Olhei pela janela. A água caía com pressa e o céu se tornava cinza com o passar dos minutos. Um sentimento de culpa preenchia meu peito, me trazendo a necessidade de falar com Zayn.
Lembrei-me da portinha atrás da cama, a que usei para tentar escapar na outra vez. Mesmo que eles tivessem me pressionado, não cedi em lhes contar como saí. Logo então, aquela minúscula porta continuava lá, muito bem escondida.

Arrastei a cama, cautelosa em fazer o mínimo de barulho possível e engatinhei pela passagem, o caminho escuro pelo dia insosso e as paredes úmidas pelo mal tempo. Minha vela quase se apagou pelo vento repentino de quando atravessei-a por completo. Me esgueirando com cuidado, ouvi a voz de Zayn e de Hassan em um quarto. Ele parecia contar ao mais novo uma história cheia de aventuras.

— E então o homem azul acabou com o homem verde! — Zayn pôs um fim ao conto, gerando uma crise de risos e alegria ao ouvinte. Olhei pela porta entreaberta e vi Hassan sentado no chão, em frente a cama e ao lado de Zayn que fazia cócegas em sua barriga e mostrava um boneco de chapéu marrom — Hassan — Chamou-o em tom sério — Me desculpa? Eu nunca mais vou brigar outra vez, certo?

Hassan sorriu e abraçou Zayn.

— Tudo bem!

Os olhos de Hassan se voltaram a mim que tentei me esconder, mas não com rapidez o suficiente.

— Louise! — Ele disse escancarando a porta e segurando minha mão — Quer vir aqui com a gente?

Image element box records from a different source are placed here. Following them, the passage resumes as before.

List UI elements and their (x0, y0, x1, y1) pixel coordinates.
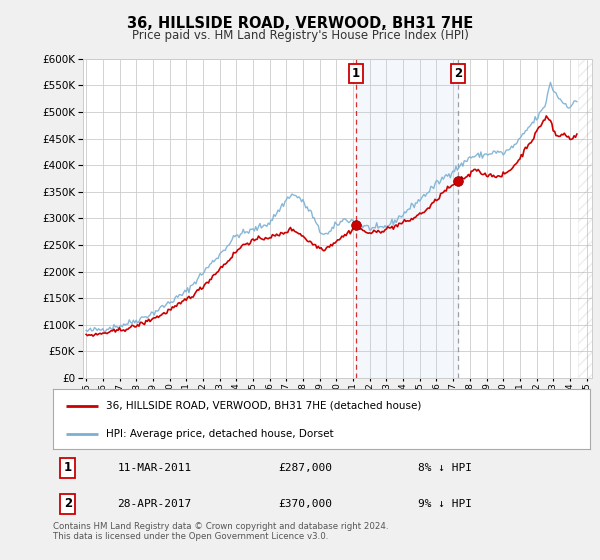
Text: 1: 1 (64, 461, 72, 474)
Text: 9% ↓ HPI: 9% ↓ HPI (418, 499, 472, 509)
Text: Contains HM Land Registry data © Crown copyright and database right 2024.
This d: Contains HM Land Registry data © Crown c… (53, 522, 388, 542)
Text: HPI: Average price, detached house, Dorset: HPI: Average price, detached house, Dors… (107, 429, 334, 439)
Bar (356, 59, 458, 378)
Text: £370,000: £370,000 (278, 499, 332, 509)
Text: 11-MAR-2011: 11-MAR-2011 (117, 463, 191, 473)
Text: 2: 2 (64, 497, 72, 510)
Text: £287,000: £287,000 (278, 463, 332, 473)
Text: 28-APR-2017: 28-APR-2017 (117, 499, 191, 509)
Text: 1: 1 (352, 67, 360, 80)
Text: 2: 2 (454, 67, 463, 80)
Text: 8% ↓ HPI: 8% ↓ HPI (418, 463, 472, 473)
Bar (578, 59, 592, 378)
Text: 36, HILLSIDE ROAD, VERWOOD, BH31 7HE: 36, HILLSIDE ROAD, VERWOOD, BH31 7HE (127, 16, 473, 31)
Text: Price paid vs. HM Land Registry's House Price Index (HPI): Price paid vs. HM Land Registry's House … (131, 29, 469, 42)
Text: 36, HILLSIDE ROAD, VERWOOD, BH31 7HE (detached house): 36, HILLSIDE ROAD, VERWOOD, BH31 7HE (de… (107, 400, 422, 410)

Soltei uma risada baixa com sua educação.

— Acho que não, Hassan — Neguei, fazendo seus lábios se curvarem em uma expressão triste — Acho melhor voltar para o quarto.

Zayn ainda me olhava intrigado, talvez se perguntasse outra vez como saí de lá.

— Não! — Insistiu, ainda decepcionado.

— Não faça-o chorar, Louise. Brinque com ele — Zayn aconselhou, levantando-se. Notei que não havia referido-se a mim como detetive — Depois precisamos conversar sobre como você consegue sair do quarto sem que ninguém a veja.

Sua voz continha mágoa e era repleta de hesitação.

— Não vai embora, pai — Hassan pediu — Por favor!

Hassan me levou até o lado de seu pai e me entregou um super-herói azul. Ele queria que eu fosse o personagem que salvaria todos os animais no trilho do trem. No começo, Zayn tentava escapar e ir embora, mas o menino não o deixava e pedia para que montasse um trem de brinquedo com pequenas peças de Lego. Depois de pular e inventar milhares de histórias, Hassan adormeceu em meu colo.

— Me desculpe por te pressionar daquele jeito — Pedi, acariciando o cabelo do garoto que repousava a cabeça na minha perna e o resto do corpo em Zayn ao meu lado.

— Certo — Respondeu com o olhar fixo no rosto sereno da criança.

Abaixei a cabeça, frustrada com sua falta de diálogo. Ele respirou fundo após um tempo em silêncio.

— É que você faz parecer como se eu fosse um monstro — Explicou — E pela primeira vez, não quero ser um.

Olhei atentamente para como seu tom sério falhava e seu rosto se expressava.

— Eu já fiz mal a algumas pessoas — Admitiu baixo — Mas elas eram verdadeiramente más. Todas elas queriam ferir pessoas inocentes, ferir quem não podia ao menos se defender. Eram famílias inteiras que sofreriam se eu não fizesse nada.

Assenti, processando tudo o que ele me dizia.

— Foi a tiros.

— O que? — Perguntei.

— Minha família foi morta a tiros. Minha mãe, meu pai, minha irmã e o marido dela — Zayn disse, abalado.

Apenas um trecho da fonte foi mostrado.